Spark2.4 基本RDD的Transform 操作总结

本篇博客涉及代码已经全部上传至github,需要可自行下载:

项目github链接

    本篇文章主要内容如下:

一. 环境准备

1. spark2.4.2(19年4月23日最新版本)

2. scala2.11+

3. pom.xml导入相关依赖,如下:

    <dependencies>
        <dependency>
            <groupId>org.scala-lang</groupId>
            <artifactId>scala-library</artifactId>
            <version>2.11.0</version>
        </dependency>
        <!-- https://mvnrepository.com/artifact/org.apache.spark/spark-core -->
        <dependency>
            <groupId>org.apache.spark</groupId>
            <artifactId>spark-core_2.11</artifactId>
            <version>2.4.2</version>
        </dependency>
    </dependencies>
二.必要的初始化
1. 初始化SparkContext上下文以及后续transform操作需要用到的RDD
  • java
        SparkConf sparkConf = new SparkConf();
        sparkConf.setAppName("transform rdd test");
        sparkConf.setMaster("local[2]");
        JavaSparkContext jsc = new JavaSparkContext(sparkConf);
        JavaRDD<Integer> javaRDD1 = jsc.parallelize(Arrays.asList(1,2,2,3,4,5,6,7,8,9));
        JavaRDD<Integer> javaRDD2 = jsc.parallelize(Arrays.asList(2,4,6,8,10));
        JavaRDD<String> javaRDD3 = jsc.parallelize(Arrays.asList("1,3,5,7,9","2,4,6,8,10"));
  • scala
    val sparkConf = new SparkConf().setMaster("local").setAppName("transform rdd test scala")
    val sparkContext = new SparkContext(sparkConf)
    val scalaRDD1 = sparkContext.parallelize(List(1, 2, 2, 3, 4, 5, 6, 7, 8, 9))
    val scalaRDD2 = sparkContext.parallelize(List(2, 4, 6, 8, 10))
    val scalaRDD3 = sparkContext.parallelize(List("1,3,5,7,9", "2,4,6,8,10"))
2. 提供一个方法,在得到transform rdd的时候调用,目的是为了输出rdd的值,供我们验证结果
  • java
    private static void resultCollect(JavaRDD filter) {
        List collect = filter.collect();
        for (int i = 0; i < collect.size(); i++) {
            System.out.print(collect.get(i) + " ");
        }
        System.out.println();
    }
  • scala
  def resultCollect(rdd: RDD[Int]) = {
    val results = rdd.collect()
    for (i <- 0 to results.size - 1) {
        print(results(i) +" ")
    }
  }
三. 基本RDD的transform操作总结
  • Transform操作简介

    Transform操作是返回一个新的RDD的操作,比如map()和filter().调用转换操作时,不会立即执行.Spark会在内部记录下索要求执行的操作的相关信息,直到action操作触发时,才开始执行真正的计算.

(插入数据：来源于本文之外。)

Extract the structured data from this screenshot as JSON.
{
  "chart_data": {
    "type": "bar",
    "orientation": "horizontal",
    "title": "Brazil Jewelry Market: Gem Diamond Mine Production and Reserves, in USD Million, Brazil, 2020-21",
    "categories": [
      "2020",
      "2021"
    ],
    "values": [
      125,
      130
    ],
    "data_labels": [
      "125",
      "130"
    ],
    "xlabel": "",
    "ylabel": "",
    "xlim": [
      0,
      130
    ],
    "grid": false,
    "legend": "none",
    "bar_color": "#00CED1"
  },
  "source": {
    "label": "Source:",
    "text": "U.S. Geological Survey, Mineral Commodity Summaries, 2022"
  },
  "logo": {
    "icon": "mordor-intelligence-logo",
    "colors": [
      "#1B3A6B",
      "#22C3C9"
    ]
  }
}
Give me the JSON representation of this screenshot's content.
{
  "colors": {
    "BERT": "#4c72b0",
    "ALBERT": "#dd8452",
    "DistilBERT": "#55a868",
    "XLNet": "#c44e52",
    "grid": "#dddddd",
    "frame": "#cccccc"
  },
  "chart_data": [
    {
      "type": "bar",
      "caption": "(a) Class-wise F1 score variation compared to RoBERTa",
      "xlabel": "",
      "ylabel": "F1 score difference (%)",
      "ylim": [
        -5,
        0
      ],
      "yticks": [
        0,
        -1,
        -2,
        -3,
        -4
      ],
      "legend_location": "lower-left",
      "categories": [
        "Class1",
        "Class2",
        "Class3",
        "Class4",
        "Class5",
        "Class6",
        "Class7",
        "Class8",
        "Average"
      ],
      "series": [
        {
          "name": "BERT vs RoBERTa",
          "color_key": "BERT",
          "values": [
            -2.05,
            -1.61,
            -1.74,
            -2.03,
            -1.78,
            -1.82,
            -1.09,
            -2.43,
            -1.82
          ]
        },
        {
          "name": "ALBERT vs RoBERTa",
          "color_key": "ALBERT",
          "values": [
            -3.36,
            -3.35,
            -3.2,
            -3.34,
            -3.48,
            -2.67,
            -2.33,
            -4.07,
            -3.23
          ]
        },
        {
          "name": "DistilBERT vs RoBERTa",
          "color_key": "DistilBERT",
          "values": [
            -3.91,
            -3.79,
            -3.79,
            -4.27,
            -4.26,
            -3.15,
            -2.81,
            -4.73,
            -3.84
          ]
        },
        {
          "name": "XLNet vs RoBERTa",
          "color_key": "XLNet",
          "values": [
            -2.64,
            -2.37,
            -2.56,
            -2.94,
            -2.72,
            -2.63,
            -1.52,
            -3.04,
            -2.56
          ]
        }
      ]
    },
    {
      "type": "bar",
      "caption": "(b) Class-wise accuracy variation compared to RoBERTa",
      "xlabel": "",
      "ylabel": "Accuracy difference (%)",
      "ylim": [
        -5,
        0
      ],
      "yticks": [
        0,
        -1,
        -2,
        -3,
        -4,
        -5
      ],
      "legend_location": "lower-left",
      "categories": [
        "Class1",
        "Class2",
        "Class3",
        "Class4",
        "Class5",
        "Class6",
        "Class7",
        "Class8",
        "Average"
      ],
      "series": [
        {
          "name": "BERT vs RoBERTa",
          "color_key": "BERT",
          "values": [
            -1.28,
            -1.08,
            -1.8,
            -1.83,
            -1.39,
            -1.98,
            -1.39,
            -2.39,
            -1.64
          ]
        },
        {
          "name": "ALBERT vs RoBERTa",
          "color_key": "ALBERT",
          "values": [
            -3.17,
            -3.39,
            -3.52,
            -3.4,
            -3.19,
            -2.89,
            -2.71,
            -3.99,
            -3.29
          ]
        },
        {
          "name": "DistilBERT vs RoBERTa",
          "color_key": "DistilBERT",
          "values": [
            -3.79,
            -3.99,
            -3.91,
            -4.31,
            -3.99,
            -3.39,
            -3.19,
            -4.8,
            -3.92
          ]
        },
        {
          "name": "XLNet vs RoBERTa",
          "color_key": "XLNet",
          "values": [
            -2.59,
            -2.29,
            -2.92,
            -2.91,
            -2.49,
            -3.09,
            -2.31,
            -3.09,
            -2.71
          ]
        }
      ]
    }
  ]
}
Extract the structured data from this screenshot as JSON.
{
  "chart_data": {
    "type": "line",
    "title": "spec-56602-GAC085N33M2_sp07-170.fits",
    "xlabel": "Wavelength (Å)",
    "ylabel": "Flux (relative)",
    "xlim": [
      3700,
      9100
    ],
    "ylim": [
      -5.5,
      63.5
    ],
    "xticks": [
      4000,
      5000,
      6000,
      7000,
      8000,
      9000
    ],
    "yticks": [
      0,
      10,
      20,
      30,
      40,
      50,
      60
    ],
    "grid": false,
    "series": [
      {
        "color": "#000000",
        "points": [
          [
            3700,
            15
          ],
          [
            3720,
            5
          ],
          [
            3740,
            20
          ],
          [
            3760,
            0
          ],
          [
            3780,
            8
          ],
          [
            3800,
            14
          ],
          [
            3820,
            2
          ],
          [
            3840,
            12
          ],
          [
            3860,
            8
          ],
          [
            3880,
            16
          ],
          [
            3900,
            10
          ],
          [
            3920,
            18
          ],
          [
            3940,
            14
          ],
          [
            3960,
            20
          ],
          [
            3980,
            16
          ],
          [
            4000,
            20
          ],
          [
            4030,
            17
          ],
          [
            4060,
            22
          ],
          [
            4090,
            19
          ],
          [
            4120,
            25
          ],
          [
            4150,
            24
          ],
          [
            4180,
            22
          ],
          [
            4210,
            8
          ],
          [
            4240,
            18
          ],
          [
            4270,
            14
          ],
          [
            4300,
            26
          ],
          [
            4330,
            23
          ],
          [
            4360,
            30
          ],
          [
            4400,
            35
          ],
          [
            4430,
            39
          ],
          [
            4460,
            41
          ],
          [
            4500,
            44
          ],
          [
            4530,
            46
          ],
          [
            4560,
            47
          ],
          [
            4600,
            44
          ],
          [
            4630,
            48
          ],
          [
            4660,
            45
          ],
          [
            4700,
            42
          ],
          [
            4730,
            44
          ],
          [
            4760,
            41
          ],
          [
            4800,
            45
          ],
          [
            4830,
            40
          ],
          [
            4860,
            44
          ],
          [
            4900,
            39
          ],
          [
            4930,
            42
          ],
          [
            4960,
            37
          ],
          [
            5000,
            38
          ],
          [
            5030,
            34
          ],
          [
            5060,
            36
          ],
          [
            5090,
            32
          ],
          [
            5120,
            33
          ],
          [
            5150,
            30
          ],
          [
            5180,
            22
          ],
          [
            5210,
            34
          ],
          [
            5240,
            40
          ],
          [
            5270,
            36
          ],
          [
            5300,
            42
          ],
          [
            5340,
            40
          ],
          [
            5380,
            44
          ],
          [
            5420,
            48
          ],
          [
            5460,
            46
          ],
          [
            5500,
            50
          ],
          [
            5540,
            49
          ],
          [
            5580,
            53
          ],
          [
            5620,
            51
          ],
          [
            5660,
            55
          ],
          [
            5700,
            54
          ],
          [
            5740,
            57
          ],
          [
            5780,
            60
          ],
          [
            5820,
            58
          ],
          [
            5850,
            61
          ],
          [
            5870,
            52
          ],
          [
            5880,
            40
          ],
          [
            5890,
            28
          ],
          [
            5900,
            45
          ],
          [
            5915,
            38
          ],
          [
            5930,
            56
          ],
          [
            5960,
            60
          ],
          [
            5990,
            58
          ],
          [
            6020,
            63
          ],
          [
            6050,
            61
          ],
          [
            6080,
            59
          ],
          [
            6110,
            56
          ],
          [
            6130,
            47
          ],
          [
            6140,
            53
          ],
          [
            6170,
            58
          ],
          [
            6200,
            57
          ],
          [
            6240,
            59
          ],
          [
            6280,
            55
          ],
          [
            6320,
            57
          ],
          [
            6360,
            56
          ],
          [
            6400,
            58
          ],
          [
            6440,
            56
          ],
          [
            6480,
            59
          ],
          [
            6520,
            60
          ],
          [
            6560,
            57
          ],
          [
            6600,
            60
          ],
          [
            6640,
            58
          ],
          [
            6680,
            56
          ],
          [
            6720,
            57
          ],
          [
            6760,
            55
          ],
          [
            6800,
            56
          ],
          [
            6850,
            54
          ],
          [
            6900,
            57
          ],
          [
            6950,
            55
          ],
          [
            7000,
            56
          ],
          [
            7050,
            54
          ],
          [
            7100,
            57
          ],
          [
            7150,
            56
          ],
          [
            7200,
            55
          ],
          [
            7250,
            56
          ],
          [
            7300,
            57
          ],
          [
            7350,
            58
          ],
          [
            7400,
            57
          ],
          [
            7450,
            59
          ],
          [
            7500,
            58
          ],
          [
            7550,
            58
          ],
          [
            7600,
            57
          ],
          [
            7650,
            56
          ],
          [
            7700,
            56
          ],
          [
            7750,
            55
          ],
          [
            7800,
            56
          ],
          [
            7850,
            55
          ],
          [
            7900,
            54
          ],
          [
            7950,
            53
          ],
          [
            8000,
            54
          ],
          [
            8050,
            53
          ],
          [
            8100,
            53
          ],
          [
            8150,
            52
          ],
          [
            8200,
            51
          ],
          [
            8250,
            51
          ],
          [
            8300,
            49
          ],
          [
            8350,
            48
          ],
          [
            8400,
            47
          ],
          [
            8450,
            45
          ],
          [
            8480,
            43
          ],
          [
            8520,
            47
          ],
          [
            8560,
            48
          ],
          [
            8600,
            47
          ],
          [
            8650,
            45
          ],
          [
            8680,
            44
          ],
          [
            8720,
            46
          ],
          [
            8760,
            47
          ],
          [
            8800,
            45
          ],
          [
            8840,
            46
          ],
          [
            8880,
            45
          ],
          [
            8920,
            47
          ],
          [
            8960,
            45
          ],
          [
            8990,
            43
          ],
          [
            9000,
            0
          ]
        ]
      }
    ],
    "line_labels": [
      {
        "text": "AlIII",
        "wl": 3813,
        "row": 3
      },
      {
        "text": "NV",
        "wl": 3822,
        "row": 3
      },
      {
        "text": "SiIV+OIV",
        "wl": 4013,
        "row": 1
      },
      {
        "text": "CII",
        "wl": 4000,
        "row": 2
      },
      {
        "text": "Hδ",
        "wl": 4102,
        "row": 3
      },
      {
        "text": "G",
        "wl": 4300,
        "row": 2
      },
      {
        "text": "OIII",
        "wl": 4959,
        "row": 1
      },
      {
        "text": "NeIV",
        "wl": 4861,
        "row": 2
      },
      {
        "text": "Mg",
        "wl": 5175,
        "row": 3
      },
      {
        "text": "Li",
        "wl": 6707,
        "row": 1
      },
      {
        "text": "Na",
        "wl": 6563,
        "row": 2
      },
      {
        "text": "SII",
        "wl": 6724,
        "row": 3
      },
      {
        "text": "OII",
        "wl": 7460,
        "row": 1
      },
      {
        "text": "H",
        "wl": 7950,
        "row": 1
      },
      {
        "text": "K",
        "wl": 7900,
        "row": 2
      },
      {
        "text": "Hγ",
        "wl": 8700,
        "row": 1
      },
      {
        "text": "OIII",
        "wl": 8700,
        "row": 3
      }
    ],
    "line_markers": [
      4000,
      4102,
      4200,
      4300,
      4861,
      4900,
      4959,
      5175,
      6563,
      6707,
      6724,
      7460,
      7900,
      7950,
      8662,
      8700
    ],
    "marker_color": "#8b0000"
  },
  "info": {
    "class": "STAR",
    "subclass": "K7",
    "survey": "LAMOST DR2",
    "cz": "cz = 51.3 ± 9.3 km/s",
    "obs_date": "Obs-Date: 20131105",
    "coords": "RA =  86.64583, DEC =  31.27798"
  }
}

下面,使用scala和java两种语言介绍具体的transfrom操作,涉及到的所有代码全部经过测试,请放心使用~

  • map

    map: 将函数应用于RDD中的每一个元素,每个元素对应于一个结果,将返回的结果值构成新的RDD
    案例 : 将RDD的元素 * 2 之后输出
    
java
        JavaRDD<Integer> map = javaRDD.map(new Function<Integer, Integer>() {
            public Integer call(Integer i) throws Exception {
                return i * 2;
            }
        });
scala
val rdd = rddScala.map(i => i * 2)

输出结果: 2 4 4 6 8 10 12 14 16 18

  • filter

    filter: 对RDD的数据进行过滤,返回符合条件的值组成的RDD
    案例 : 过滤出RDD中的奇数
    
java
        JavaRDD<Integer> filter = javaRDD1.filter(new Function<Integer, Boolean>() {
            public Boolean call(Integer integer) throws Exception {
                return integer % 2 != 0;
            }
        });

scala
val filter = rddScala.filter(i => i % 2 != 0)

输出结果: 1 3 5 7 9

  • flatMap

    flatMap: 原RDD中的每一个元素,对应于新RDD里面的一个迭代器
    案例 : 将RDD的每个字符串按照逗号进行分割,输出结果
    
java
        JavaRDD<String> javaRDD = javaRDD3.flatMap(new FlatMapFunction<String, String>() {
            public Iterator<String> call(String s) throws Exception {
                String[] strings = s.split(",");
                List<String> list = new ArrayList<String>(Arrays.asList(strings));
                return list.iterator();
            }
        });

scala
val flatMapRdd = rddScala3.flatMap(str => str.split(","))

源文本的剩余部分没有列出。